Au sud-ouest de l’Ethiopie, la vallée de l’Omo abrite des pasteurs semi-nomades qui ont trouvé dans cette région difficile d’accès un refuge où perpétuer leur mode de vie. Si ces ethnies ont résisté jusqu’à présent aux tentatives d’islamisation ou de christianisation, leur culture est cependant menacée à court terme. C’est pour en témoigner que Hans Silvester a effectué de nombreux séjours dans les différentes tribus qui coexistent plus ou moins pacifiquement, et particulièrement chez les Surma et les Mursi qui perpétuent une pratique d’ornementation du corps d’une conception et d’une créativité toute particulières.

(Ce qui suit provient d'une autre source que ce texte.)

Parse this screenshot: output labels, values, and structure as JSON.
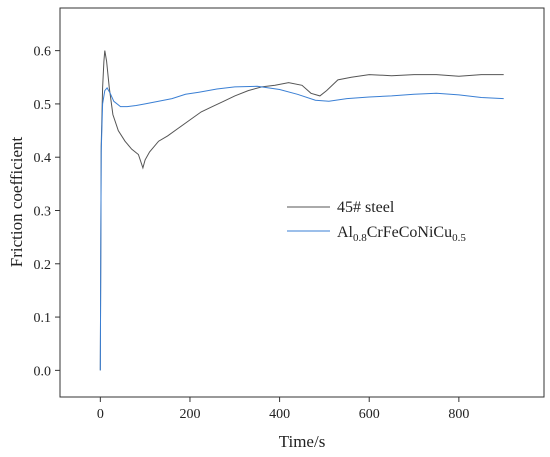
{
  "chart_data": {
    "type": "line",
    "title": "",
    "xlabel": "Time/s",
    "ylabel": "Friction coefficient",
    "xlim": [
      -90,
      990
    ],
    "ylim": [
      -0.05,
      0.68
    ],
    "xticks": [
      0,
      200,
      400,
      600,
      800
    ],
    "xtick_labels": [
      "0",
      "200",
      "400",
      "600",
      "800"
    ],
    "yticks": [
      0.0,
      0.1,
      0.2,
      0.3,
      0.4,
      0.5,
      0.6
    ],
    "ytick_labels": [
      "0.0",
      "0.1",
      "0.2",
      "0.3",
      "0.4",
      "0.5",
      "0.6"
    ],
    "grid": false,
    "legend_position": "center-right",
    "series": [
      {
        "name": "45# steel",
        "legend_parts": {
          "base": "45# steel"
        },
        "color": "#555555",
        "points": [
          [
            0,
            0.0
          ],
          [
            2,
            0.42
          ],
          [
            5,
            0.53
          ],
          [
            8,
            0.58
          ],
          [
            10,
            0.6
          ],
          [
            14,
            0.58
          ],
          [
            20,
            0.53
          ],
          [
            28,
            0.48
          ],
          [
            40,
            0.45
          ],
          [
            55,
            0.43
          ],
          [
            70,
            0.415
          ],
          [
            85,
            0.405
          ],
          [
            95,
            0.38
          ],
          [
            100,
            0.395
          ],
          [
            110,
            0.41
          ],
          [
            130,
            0.43
          ],
          [
            150,
            0.44
          ],
          [
            175,
            0.455
          ],
          [
            200,
            0.47
          ],
          [
            225,
            0.485
          ],
          [
            250,
            0.495
          ],
          [
            275,
            0.505
          ],
          [
            300,
            0.515
          ],
          [
            330,
            0.525
          ],
          [
            360,
            0.532
          ],
          [
            390,
            0.535
          ],
          [
            420,
            0.54
          ],
          [
            450,
            0.535
          ],
          [
            470,
            0.52
          ],
          [
            490,
            0.515
          ],
          [
            505,
            0.525
          ],
          [
            530,
            0.545
          ],
          [
            560,
            0.55
          ],
          [
            600,
            0.555
          ],
          [
            650,
            0.553
          ],
          [
            700,
            0.555
          ],
          [
            750,
            0.555
          ],
          [
            800,
            0.552
          ],
          [
            850,
            0.555
          ],
          [
            900,
            0.555
          ]
        ]
      },
      {
        "name": "Al0.8CrFeCoNiCu0.5",
        "legend_parts": {
          "base": "Al",
          "sub1": "0.8",
          "mid": "CrFeCoNiCu",
          "sub2": "0.5"
        },
        "color": "#3a7fd4",
        "points": [
          [
            0,
            0.0
          ],
          [
            2,
            0.41
          ],
          [
            5,
            0.5
          ],
          [
            10,
            0.525
          ],
          [
            15,
            0.53
          ],
          [
            22,
            0.52
          ],
          [
            30,
            0.505
          ],
          [
            45,
            0.495
          ],
          [
            60,
            0.495
          ],
          [
            80,
            0.497
          ],
          [
            100,
            0.5
          ],
          [
            130,
            0.505
          ],
          [
            160,
            0.51
          ],
          [
            190,
            0.518
          ],
          [
            220,
            0.522
          ],
          [
            260,
            0.528
          ],
          [
            300,
            0.532
          ],
          [
            350,
            0.533
          ],
          [
            400,
            0.527
          ],
          [
            440,
            0.518
          ],
          [
            480,
            0.507
          ],
          [
            510,
            0.505
          ],
          [
            550,
            0.51
          ],
          [
            600,
            0.513
          ],
          [
            650,
            0.515
          ],
          [
            700,
            0.518
          ],
          [
            750,
            0.52
          ],
          [
            800,
            0.517
          ],
          [
            850,
            0.512
          ],
          [
            900,
            0.51
          ]
        ]
      }
    ]
  }
}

Il est de tradition en Afrique de marquer le corps, par des perforations, des scarifications, des déformations pour le différencier du reste de la création. En y inscrivant les marques codifiées de sa culture, l’homme affirme sa capacité à se créer une nature propre. La particularité des populations photographiées par Hans Silvester est leur passion décorative et la liberté qu’ils manifestent dans la création de peintures corporelles éphémères, réalisées non à l’occasion d’une cérémonie mais de manière quotidienne et gratuite, pour le seul plaisir du regard. Elles sont surtout le fait des jeunes filles désireuses de séduire ou des jeunes garçons qui rivalisent d’invention et de virtuosité en usant des deux mètres carrés de leur peau comme le ferait un peintre de sa toile. Jamais corps nus n’ont paru si habillés. Ils y inscrivent des motifs non figuratifs (il ne s’agit pas d’imiter la nature mais bien de s’en distinguer) réalisés à l’aide d’argile, de noir de fumée, de bouse de vache mélangée à de la cendre, tous matériaux éphémères. Ils y adjoignent parfois des compositions aussi complexes qu’harmonieuses faites de végétaux ou d’objets de récupération.
Le photographe s’attache à nous les montrer comme des œuvres vivantes : corps-sculptures polychromes, portraits-masques où seul le regard trahit la présence humaine, rehaussés de toutes les parures que propose la nature. Ses images aux formats de tableaux, aux qualités plastiques qui émerveillent l’œil, ne peuvent qu’inciter à se livrer au petit jeu des rapprochements avec tel ou tel peintre moderne ou contemporain. Nul hasard dans cette proximité, si l’on se souvient du rôle que « l’art nègre » joua dans l’élaboration de l’esthétique moderne : même désir de l’esprit de s’affranchir des apparences et de la contingence, de proclamer sa liberté.